Ascoltando “Otha”, è lampante la radice africana di questo suono, il ponte che lega il suo blues a quello di Touré, che non a caso aveva lavorato anche con Ry Cooder, uno che in queste paludi sguazza da sempre. Il blues è dunque primitivo, è la risposta ad ogni domanda (da dove veniamo? Dove andiamo?) ed è ovunque, dal Mali al Mississippi appunto. Ad esempio nel piccolo flauto di bambù, guarda caso, di Cooper Moore, il leader del trio Digital Primitives, che ha fatto tappa ad Area Sismica durante un lungo e serrato tour europeo che si è concluso in Israele, patria del sassofonista Assif Tsahar.
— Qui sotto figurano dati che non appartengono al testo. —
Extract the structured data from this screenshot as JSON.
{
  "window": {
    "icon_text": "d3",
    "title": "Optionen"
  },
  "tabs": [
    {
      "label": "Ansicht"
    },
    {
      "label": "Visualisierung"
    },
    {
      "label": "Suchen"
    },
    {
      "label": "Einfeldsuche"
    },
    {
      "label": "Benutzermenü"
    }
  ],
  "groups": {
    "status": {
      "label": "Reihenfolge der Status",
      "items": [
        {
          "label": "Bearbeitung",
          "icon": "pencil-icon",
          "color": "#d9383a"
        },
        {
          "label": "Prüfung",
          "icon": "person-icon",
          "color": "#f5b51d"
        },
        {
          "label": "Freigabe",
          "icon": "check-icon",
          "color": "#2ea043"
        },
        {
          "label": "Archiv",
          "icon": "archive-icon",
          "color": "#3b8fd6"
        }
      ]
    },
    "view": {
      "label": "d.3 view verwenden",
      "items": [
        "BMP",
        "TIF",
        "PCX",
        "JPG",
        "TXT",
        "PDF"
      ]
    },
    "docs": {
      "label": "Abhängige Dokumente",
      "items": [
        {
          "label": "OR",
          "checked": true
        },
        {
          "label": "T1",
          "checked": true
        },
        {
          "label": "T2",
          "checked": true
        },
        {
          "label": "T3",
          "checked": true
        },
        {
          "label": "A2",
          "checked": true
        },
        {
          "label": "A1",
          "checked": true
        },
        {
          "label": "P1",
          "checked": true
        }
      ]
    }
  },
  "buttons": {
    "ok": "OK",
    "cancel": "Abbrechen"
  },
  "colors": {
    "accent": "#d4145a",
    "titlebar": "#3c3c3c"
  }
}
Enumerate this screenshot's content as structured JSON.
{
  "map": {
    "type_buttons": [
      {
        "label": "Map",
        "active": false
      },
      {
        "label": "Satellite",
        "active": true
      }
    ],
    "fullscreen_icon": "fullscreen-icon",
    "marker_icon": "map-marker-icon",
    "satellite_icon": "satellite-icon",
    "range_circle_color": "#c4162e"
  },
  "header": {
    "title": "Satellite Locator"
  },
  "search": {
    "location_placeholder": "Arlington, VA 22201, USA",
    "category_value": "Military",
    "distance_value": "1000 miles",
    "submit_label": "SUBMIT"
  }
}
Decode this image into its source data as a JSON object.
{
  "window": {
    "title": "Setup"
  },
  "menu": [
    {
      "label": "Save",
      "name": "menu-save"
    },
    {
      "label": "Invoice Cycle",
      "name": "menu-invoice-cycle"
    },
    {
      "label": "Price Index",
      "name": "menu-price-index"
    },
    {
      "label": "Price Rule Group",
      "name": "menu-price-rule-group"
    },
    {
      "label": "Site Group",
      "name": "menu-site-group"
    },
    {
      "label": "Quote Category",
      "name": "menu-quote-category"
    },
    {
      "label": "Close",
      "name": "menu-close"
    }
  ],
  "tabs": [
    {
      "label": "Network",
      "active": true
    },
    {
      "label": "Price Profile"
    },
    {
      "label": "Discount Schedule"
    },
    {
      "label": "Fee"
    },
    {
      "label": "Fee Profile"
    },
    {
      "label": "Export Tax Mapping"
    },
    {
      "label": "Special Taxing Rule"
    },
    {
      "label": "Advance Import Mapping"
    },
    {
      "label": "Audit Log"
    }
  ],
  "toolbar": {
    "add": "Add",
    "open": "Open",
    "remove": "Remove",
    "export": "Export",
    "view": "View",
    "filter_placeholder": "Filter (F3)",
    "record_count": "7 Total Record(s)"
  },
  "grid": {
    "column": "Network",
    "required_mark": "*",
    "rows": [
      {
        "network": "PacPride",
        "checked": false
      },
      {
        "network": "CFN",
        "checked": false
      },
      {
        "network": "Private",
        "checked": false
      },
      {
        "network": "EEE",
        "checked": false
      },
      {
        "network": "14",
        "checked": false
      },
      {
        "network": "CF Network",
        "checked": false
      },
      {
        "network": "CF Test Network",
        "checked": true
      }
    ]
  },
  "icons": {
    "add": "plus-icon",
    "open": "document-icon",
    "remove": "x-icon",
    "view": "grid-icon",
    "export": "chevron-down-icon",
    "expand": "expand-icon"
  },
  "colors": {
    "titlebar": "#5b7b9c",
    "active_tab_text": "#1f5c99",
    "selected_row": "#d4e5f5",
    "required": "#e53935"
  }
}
A completare l’organico Chad Taylor, conosciuto soprattutto per essere il motore ritmico delle varie incarnazioni della creatura Chicago Underground di Rob Mazurek.

Mi aspettavo davvero molto da questo concerto, e devo dire che sono rimasto parzialmente deluso. Il nome della band, bellissimo, prometteva futuri ancestrali e incroci tra memoria e nuove prospettive, invece, durante la performance, l’ago della bilancia si sposta decisamente verso il passato, verso il delta del grande fiume: verso il blues. Il fulcro dell’azione è in mano al settantenne Cooper Moore, aria molto seria, seduto a imbracciare i suoi strumenti auto-costruiti: il diddley-bow, uno strumento ad una corda che fa le veci di un basso e viene suonato tenendolo sulle ginocchia e percuotendolo con una bacchetta da batteria, il mouth-bow, stesso principio ma con un’estremità messa in bocca e l’unica corda suonata con l’archetto per modularne il suono, e poi una sorta di liuto a tre corde dal suono ipnotico e straniante che sa di deserto e di oasi, oltre al già citato fife. I pezzi sono delle jam che ruotano attorno alle esplorazioni sciamaniche di Moore, mentre Taylor punteggia le evoluzioni innestando cadenze funk crude ed orgiastiche, dando però l’idea di essere un po’ perso a volte, mentre Tsahar difficilmente lascia tracce molto significative di sé, restando a metà del guado tra idee melodiche abbozzate e contrappunti che non danno abbastanza respiro al set. Solo nel momento dell’assolo, dove si getta in un vortice di respirazione circolare, il musicista israeliano riesce ad emozionare, anche se va detto che il vostro cronista reagisce in maniera molto diversa dalla stragrande maggioranza del pubblico, che in realtà si mostra entusiasta. Per chi scrive il momento più riuscito del live è una cover di Billie Holiday eseguita in duo da Moore e Taylor, col primo al piffero di bambù e Taylor al rullante. Otha Turner avrebbe sicuramente apprezzato. Bello anche il pezzo in cui Taylor si cimenta alla kalimba, mentre in alcuni frangenti affiorano francamente stanchezza e maniera. Ma coviamo la ragionevole speranza che al prossimo incontro con i Primitivi Digitali la meraviglia e la bellezza si manifestino ancora.